La sinistra getta la maschera e mette i bastoni fra le ruote alla proposta di legge per revocare la più alta onorificenza dello Stato italiano al maresciallo Tito, boia delle foibe. Ieri nella Commissione Affari costituzionali della Camera era previsto il voto sul disegno di legge da presentare in Parlamento per cancellare una vergogna di Stato. Nel 1969 il presidente Giuseppe Saragat consegnò durante la visita in Jugoslavia a Tito il Gran cordone di Cavaliere di Gran croce dell'ordine al merito della Repubblica italiana.
Nonostante le tre proposte di legge di Fratelli d'Italia e Lega (Rampelli, Rizzetto e Panizzut) fossero già state discusse con tanto di interventi di esperti esterni, pro e contro la revoca, l'opposizione, primi fra tutti i membri del Pd, ha cominciato a chiedere a gran voce la parola con l'evidente obiettivo di rinviare il voto. «Una mossa chiaramente pretestuosa» conferma il relatore del provvedimento, Alessandro Urzì. La seduta precedente si era allargata e le richieste non previste di intervento hanno fatto il resto. Il voto è slittato, ma Urzì è deciso a porre la questione in «ufficio di presidenza per garantire un tempo congruo di discussione la settimana prossima». E mettere l'opposizione con le spalle al muro ovvero capire se voteranno contro, a favore o si asterranno alla richiesta di levare la più alta medaglia italiana a Tito.
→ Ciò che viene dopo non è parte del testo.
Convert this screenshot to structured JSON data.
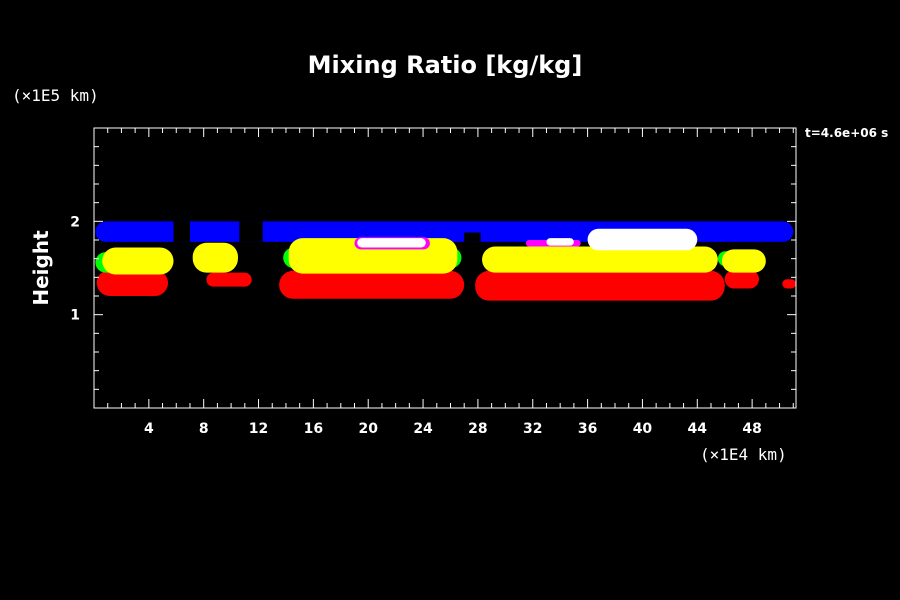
{
  "chart_data": {
    "type": "heatmap",
    "title": "Mixing Ratio [kg/kg]",
    "ylabel": "Height",
    "xunit": "(×1E4 km)",
    "yunit": "(×1E5 km)",
    "time_label": "t=4.6e+06 s",
    "xlim": [
      0,
      51.2
    ],
    "ylim": [
      0,
      3
    ],
    "xticks": [
      4,
      8,
      12,
      16,
      20,
      24,
      28,
      32,
      36,
      40,
      44,
      48
    ],
    "yticks": [
      1,
      2
    ],
    "colors": {
      "background": "#000000",
      "frame": "#ffffff",
      "level_low": "#ff0000",
      "level_mid": "#ffff00",
      "level_edge": "#00ff00",
      "level_high": "#ffffff",
      "level_top": "#0000ff",
      "level_trace": "#ff00ff"
    },
    "regions": [
      {
        "level": "top",
        "x0": 0.1,
        "x1": 51.0,
        "y0": 1.78,
        "y1": 2.0
      },
      {
        "level": "low",
        "x0": 0.2,
        "x1": 5.4,
        "y0": 1.2,
        "y1": 1.48
      },
      {
        "level": "low",
        "x0": 8.2,
        "x1": 11.5,
        "y0": 1.3,
        "y1": 1.45
      },
      {
        "level": "low",
        "x0": 13.5,
        "x1": 27.0,
        "y0": 1.17,
        "y1": 1.47
      },
      {
        "level": "low",
        "x0": 27.8,
        "x1": 46.0,
        "y0": 1.15,
        "y1": 1.47
      },
      {
        "level": "low",
        "x0": 46.0,
        "x1": 48.5,
        "y0": 1.28,
        "y1": 1.48
      },
      {
        "level": "low",
        "x0": 50.2,
        "x1": 51.2,
        "y0": 1.28,
        "y1": 1.38
      },
      {
        "level": "edge",
        "x0": 0.1,
        "x1": 5.5,
        "y0": 1.45,
        "y1": 1.67
      },
      {
        "level": "edge",
        "x0": 13.8,
        "x1": 26.8,
        "y0": 1.5,
        "y1": 1.72
      },
      {
        "level": "edge",
        "x0": 45.5,
        "x1": 48.7,
        "y0": 1.52,
        "y1": 1.68
      },
      {
        "level": "mid",
        "x0": 0.6,
        "x1": 5.8,
        "y0": 1.43,
        "y1": 1.72
      },
      {
        "level": "mid",
        "x0": 7.2,
        "x1": 10.5,
        "y0": 1.45,
        "y1": 1.77
      },
      {
        "level": "mid",
        "x0": 14.2,
        "x1": 26.5,
        "y0": 1.44,
        "y1": 1.82
      },
      {
        "level": "mid",
        "x0": 28.3,
        "x1": 45.5,
        "y0": 1.45,
        "y1": 1.73
      },
      {
        "level": "mid",
        "x0": 45.8,
        "x1": 49.0,
        "y0": 1.45,
        "y1": 1.7
      },
      {
        "level": "trace",
        "x0": 19.0,
        "x1": 24.5,
        "y0": 1.7,
        "y1": 1.83
      },
      {
        "level": "high",
        "x0": 19.2,
        "x1": 24.2,
        "y0": 1.72,
        "y1": 1.82
      },
      {
        "level": "high",
        "x0": 36.0,
        "x1": 44.0,
        "y0": 1.69,
        "y1": 1.92
      },
      {
        "level": "trace",
        "x0": 31.5,
        "x1": 35.5,
        "y0": 1.73,
        "y1": 1.8
      },
      {
        "level": "high",
        "x0": 33.0,
        "x1": 35.0,
        "y0": 1.74,
        "y1": 1.82
      }
    ],
    "gaps": [
      {
        "x0": 5.8,
        "x1": 7.0,
        "y0": 1.78,
        "y1": 2.0
      },
      {
        "x0": 10.6,
        "x1": 12.3,
        "y0": 1.78,
        "y1": 2.0
      },
      {
        "x0": 27.0,
        "x1": 28.2,
        "y0": 1.78,
        "y1": 1.88
      }
    ],
    "grid": false
  }
}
Per deputati Pd come il triestino Gianni Cuperlo, ultimo segretario della Federazione giovanile comunisti e il genovese Federico Fornaro, ex Psdi, è la linea del Piave.
Anche i Verdi di sinistra ed i grillini spalleggiano la resistenza in difesa dell'onorificenza a Tito, che ancora campeggia sul sito del Quirinale vent'anni dopo il Giorno del ricordo delle foibe e dell'esodo. Un'assurdità che solo il Pd, rispolverando l'antica doppiezza comunista, può difendere facendo melina ostruzionistica.